Ridge, who lived just around the corner, was spending the evening with us. My brother Denis was there too, staying a few days because Mum was with us (and we had enough spare rooms). Ridge soon became worried about Bill, and kept muttering to me that something wasn’t right; I should try and get him more treatment. Eventually I became worried enough myself to tell Bill what Ridge was saying. Ridge followed this up by asking if Bill knew any doctors who specialised in this kind of thing, whom he could call. I realise now that he would have been given a strong suggestion from his guides that Bill would know someone. And sure enough, Bill did. He had become fairly prominent in the new abalone diving industry by then, and as a spokesman for the local fishing industry in general. He was interested in medical research into aspects of diving, including the bends, and had had conversations with a particular specialist who was very involved in this research.
‘Phone him!’ Mum and Ridge and I all urged. So, even though it was a public holiday, he did, and left a brief message on the man’s answer machine as to what had been happening to him. Five minutes later the guy called back. Bill answered, had a brief talk, then came to tell the rest of us what had transpired (no speaker phones in homes back then).
‘Nissen!’ the very no-nonense doctor had yelled without preamble. ‘Get your arse up to Geelong! NOW!’
He asked if there was someone who could drive Bill. My brother volunteered. The doctor (a well-known and important person in public life) had asked to be phoned back with the number plate of the car Bill would be travelling in. He arranged for police clearance all the way from our suburb to the city of Geelong (about 75k to the southwest of Melbourne) and ordered my brother to drive as fast as he safely could. At Geelong there was a centre for medical research into diving, which included a huge decompression chamber.
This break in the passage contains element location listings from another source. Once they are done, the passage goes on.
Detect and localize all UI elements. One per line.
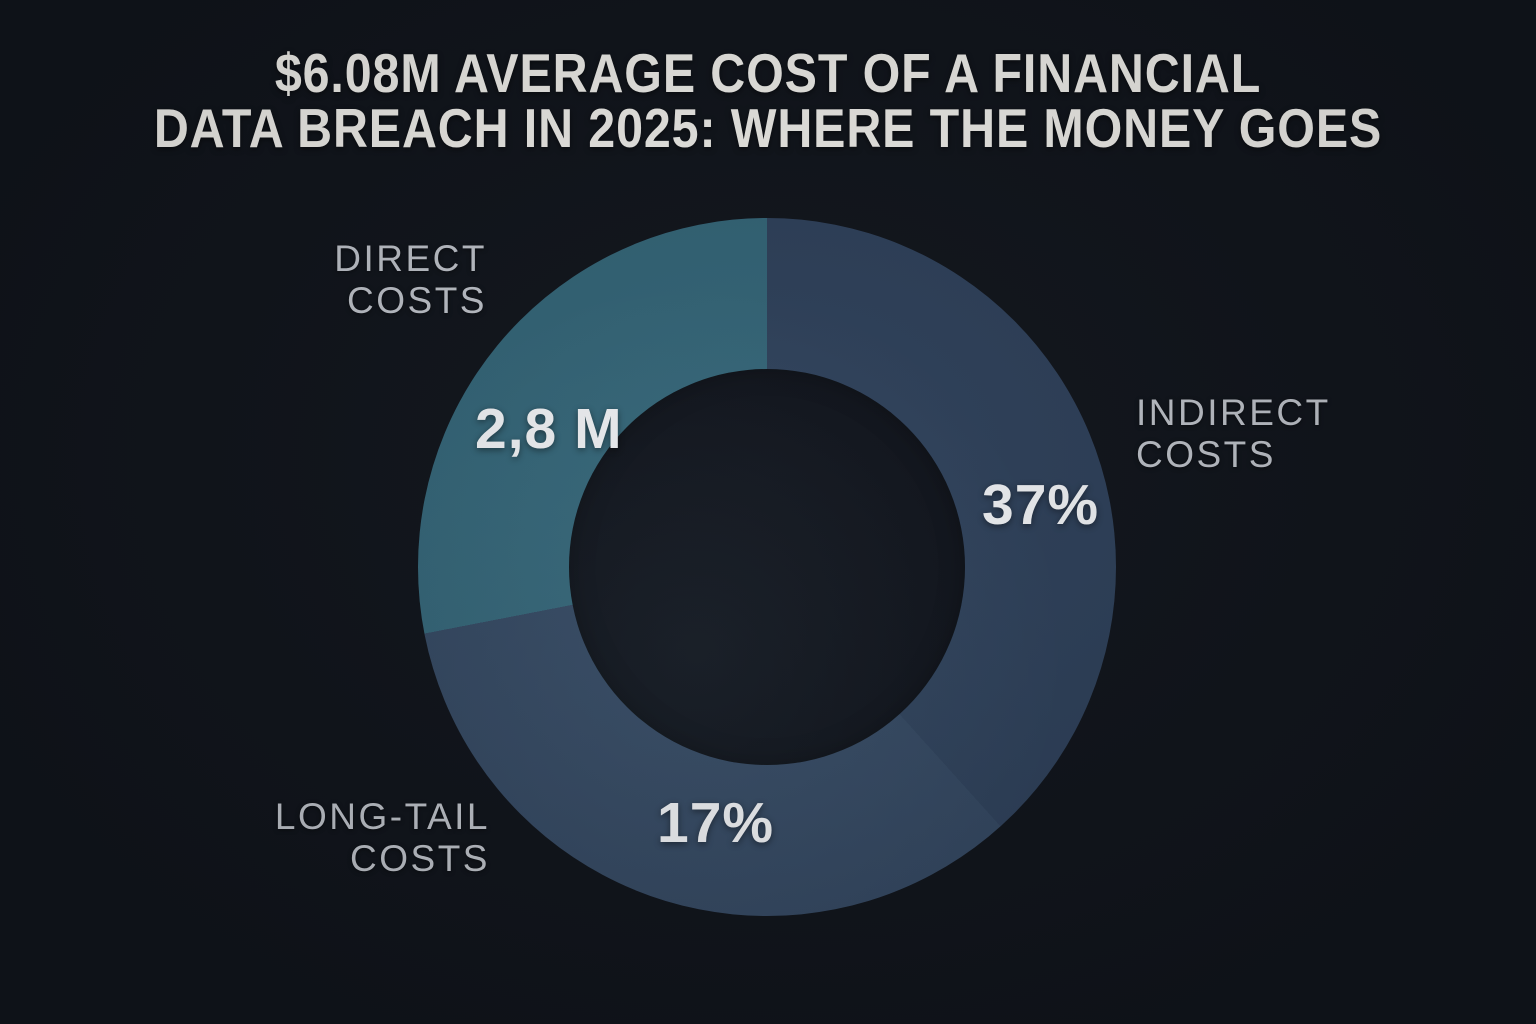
chart-title: $6.08M AVERAGE COST OF A FINANCIAL DATA … [153,42,1383,159]
donut-hole [569,369,965,765]
segment-label-direct-costs: DIRECT COSTS [334,238,487,321]
segment-value-long-tail-costs: 17% [657,791,775,855]
segment-value-direct-costs: 2,8 M [475,397,623,461]
segment-value-indirect-costs: 37% [982,473,1100,537]
donut-chart [418,218,1116,916]
segment-label-indirect-costs: INDIRECT COSTS [1136,392,1331,475]
segment-label-long-tail-costs: LONG-TAIL COSTS [274,796,490,879]
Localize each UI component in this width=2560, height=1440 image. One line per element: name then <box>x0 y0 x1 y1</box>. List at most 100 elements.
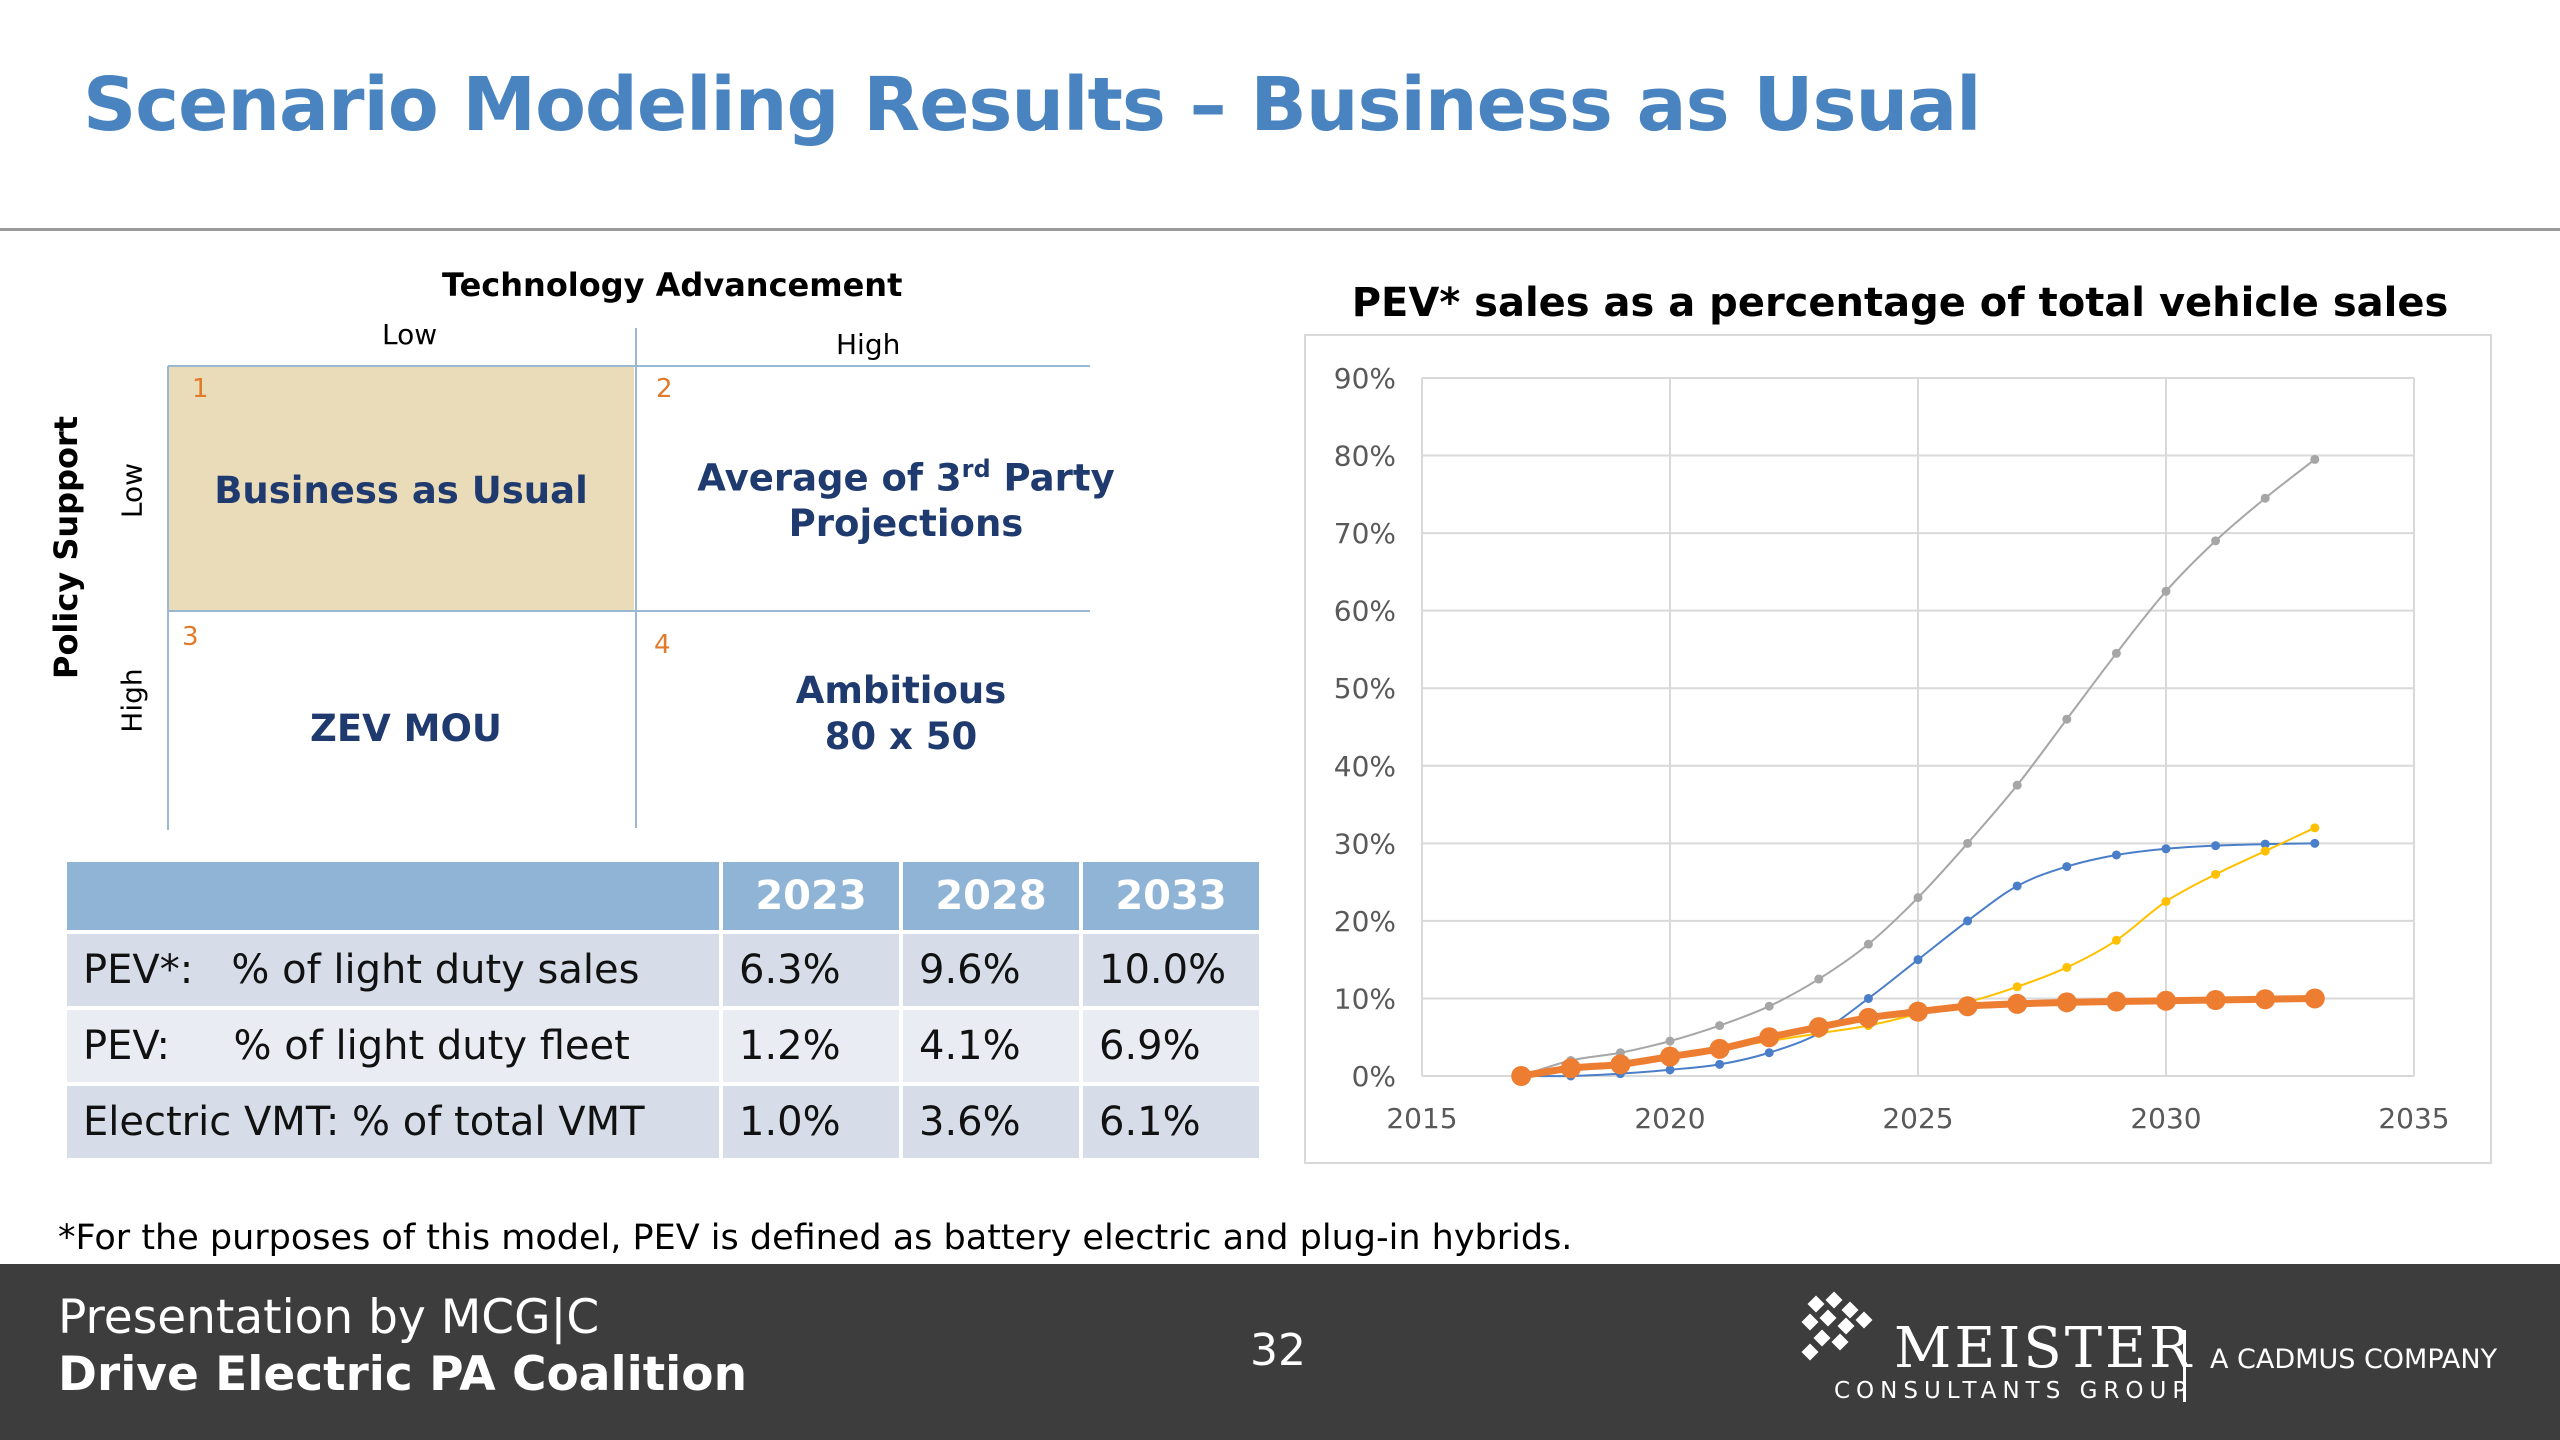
table-cell: 6.3% <box>723 934 899 1006</box>
footer-coalition: Drive Electric PA Coalition <box>58 1347 748 1402</box>
table-cell: 1.2% <box>723 1010 899 1082</box>
series-2-point <box>1665 1065 1675 1075</box>
x-axis-title: Technology Advancement <box>442 266 903 304</box>
y-tick-label: 50% <box>1334 672 1396 705</box>
results-table: 2023 2028 2033 PEV*: % of light duty sal… <box>63 858 1263 1162</box>
cell-4-text-line2: 80 x 50 <box>824 715 978 758</box>
series-1-point <box>1913 893 1923 903</box>
series-1-point <box>2260 493 2270 503</box>
series-1-point <box>1963 838 1973 848</box>
cell-2-text-line2: Projections <box>788 502 1024 546</box>
table-cell: 6.9% <box>1083 1010 1259 1082</box>
table-header-2028: 2028 <box>903 862 1079 930</box>
table-cell: 3.6% <box>903 1086 1079 1158</box>
series-1-point <box>1665 1036 1675 1046</box>
row-label: PEV*: % of light duty sales <box>67 934 719 1006</box>
series-2-point <box>2211 841 2221 851</box>
series-1-point <box>2012 780 2022 790</box>
series-2-point <box>1913 955 1923 965</box>
series-4-point <box>1759 1027 1780 1048</box>
x-tick-label: 2035 <box>2378 1102 2449 1135</box>
series-4-point <box>1858 1007 1879 1028</box>
y-low-label: Low <box>115 462 149 519</box>
series-1-point <box>1764 1001 1774 1011</box>
table-header-2023: 2023 <box>723 862 899 930</box>
y-tick-label: 90% <box>1334 362 1396 395</box>
chart-title: PEV* sales as a percentage of total vehi… <box>1351 280 2449 326</box>
y-tick-label: 60% <box>1334 595 1396 628</box>
cell-2-text-sup: rd <box>961 455 991 483</box>
cell-1-number: 1 <box>192 374 209 404</box>
y-tick-label: 30% <box>1334 827 1396 860</box>
series-2-point <box>2310 838 2320 848</box>
series-4-point <box>2106 991 2127 1012</box>
table-row: PEV*: % of light duty sales 6.3% 9.6% 10… <box>67 934 1259 1006</box>
logo-subtitle: CONSULTANTS GROUP <box>1834 1378 2193 1404</box>
y-axis-title: Policy Support <box>47 415 85 679</box>
series-4-point <box>1560 1058 1581 1079</box>
series-3-point <box>2111 935 2121 945</box>
series-1-point <box>2111 648 2121 658</box>
series-4-point <box>2156 990 2176 1011</box>
table-cell: 1.0% <box>723 1086 899 1158</box>
series-4-point <box>1709 1038 1730 1059</box>
cell-2-text: Average of 3rd Party Projections <box>636 446 1176 547</box>
series-4-point <box>1660 1046 1680 1067</box>
table-header-blank <box>67 862 719 930</box>
x-tick-label: 2025 <box>1882 1102 1953 1135</box>
series-4-point <box>1957 996 1978 1017</box>
series-1-point <box>1715 1021 1725 1031</box>
cell-4-number: 4 <box>654 630 671 660</box>
series-2-point <box>2111 850 2121 860</box>
table-header-row: 2023 2028 2033 <box>67 862 1259 930</box>
series-3-point <box>2211 869 2221 879</box>
cell-3-text: ZEV MOU <box>310 707 502 750</box>
footer-presenter: Presentation by MCG|C <box>58 1290 600 1345</box>
series-4-point <box>1610 1054 1631 1075</box>
series-4-point <box>2304 988 2325 1009</box>
series-1-point <box>1814 974 1824 984</box>
y-high-label: High <box>115 668 149 733</box>
series-2-point <box>2012 881 2022 891</box>
series-1-point <box>2062 714 2072 724</box>
series-3-point <box>2012 982 2022 992</box>
title-divider <box>0 228 2560 231</box>
matrix-center-hline <box>168 610 1090 612</box>
series-4-point <box>1511 1066 1532 1086</box>
series-4-point <box>2205 989 2226 1010</box>
series-2-point <box>1715 1059 1725 1069</box>
table-cell: 6.1% <box>1083 1086 1259 1158</box>
pev-sales-line-chart: 0% 10% 20% 30% 40% 50% 60% 70% 80% 90% 2015 2020 202… <box>1334 362 2450 1135</box>
cell-2-text-post: Party <box>990 456 1115 500</box>
row-label: PEV: % of light duty fleet <box>67 1010 719 1082</box>
matrix-center-vline <box>635 328 637 828</box>
page-number: 32 <box>1250 1325 1306 1376</box>
table-cell: 4.1% <box>903 1010 1079 1082</box>
y-tick-label: 0% <box>1352 1060 1396 1093</box>
cell-2-text-pre: Average of 3 <box>697 456 962 500</box>
series-1-point <box>1863 939 1873 949</box>
logo-divider <box>2183 1330 2186 1402</box>
series-4-point <box>2056 992 2077 1013</box>
cell-4-text: Ambitious 80 x 50 <box>636 668 1166 760</box>
logo-mark-icon <box>1800 1290 1880 1370</box>
series-2-point <box>1764 1048 1774 1058</box>
series-1-point <box>2211 536 2221 546</box>
cell-3-number: 3 <box>182 622 199 652</box>
table-row: PEV: % of light duty fleet 1.2% 4.1% 6.9… <box>67 1010 1259 1082</box>
matrix-top-line <box>168 365 1090 367</box>
y-tick-label: 40% <box>1334 750 1396 783</box>
footer-bar <box>0 1264 2560 1440</box>
series-1-point <box>2161 586 2171 596</box>
series-3-point <box>2161 897 2171 906</box>
series-1-point <box>2310 454 2320 464</box>
table-header-2033: 2033 <box>1083 862 1259 930</box>
series-4-point <box>1908 1001 1928 1022</box>
cell-2-number: 2 <box>656 374 673 404</box>
series-2-point <box>1863 993 1873 1003</box>
series-4-point <box>1808 1017 1829 1038</box>
logo-company: A CADMUS COMPANY <box>2210 1344 2498 1375</box>
scenario-matrix: Technology Advancement Low High Policy S… <box>0 260 1270 840</box>
series-2-point <box>2260 839 2270 849</box>
series-2-point <box>2161 844 2171 854</box>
Bill ended up spending nearly a week there, closely monitored the whole time by especially-trained medical staff. We all drove to visit him a couple of times, and to bring him home when he was pronounced cured. Another time I was very grateful to Ridge! Indeed we all were.
And here I must distinguish between his various gifts. With Suey, and later with Bill, no magic was involved (as far as I know). It was Ridge’s clairvoyance which enabled him to know something was wrong and needed addressing. And in the case of Suey, he helped her with his healing abilities, via a ‘laying on of hands.’ I have learned a number of healing modalities myself since then, and now know this to be a form of what’s called energy healing. I suspect it came naturally to Ridge. I never heard of his having undertaken any healing courses. (It may have been, specifically, ‘spiritual healing,’ in which healers – including doctors – who have ‘passed over’ are understood to work through the hands of a living healer when called upon. But we didn’t discuss it enough for me to be certain about that.)
He bragged a bit about being able to use telepathy. Which he could. But he wasn’t always well able to demonstrate it! I have a rebellious personality. One time I had popped down the street to get something from the shops while Ridge was at our place having a yarn with Bill and my mum, when I heard his voice in my head quite clearly, saying, ‘Come home now!’ I didn’t get any sense of anything being wrong at home, and I was in a mood to dig my heels in rather than answer a peremptory summons. So I continued shopping and arrived back home in my own good time. Sure enough, he said he had mentally called me to come home, so as to demonstrate his telepathy to the others present. When I didn’t return immediately, he decided I hadn’t picked up the message, so I must not be very telepathic myself. I don’t know how much anyone believed me when I claimed that I had heard him, but just chose not to return home yet – but eventually, when I stopped to think about it, I was thrilled to realise that, obviously, I was telepathic too.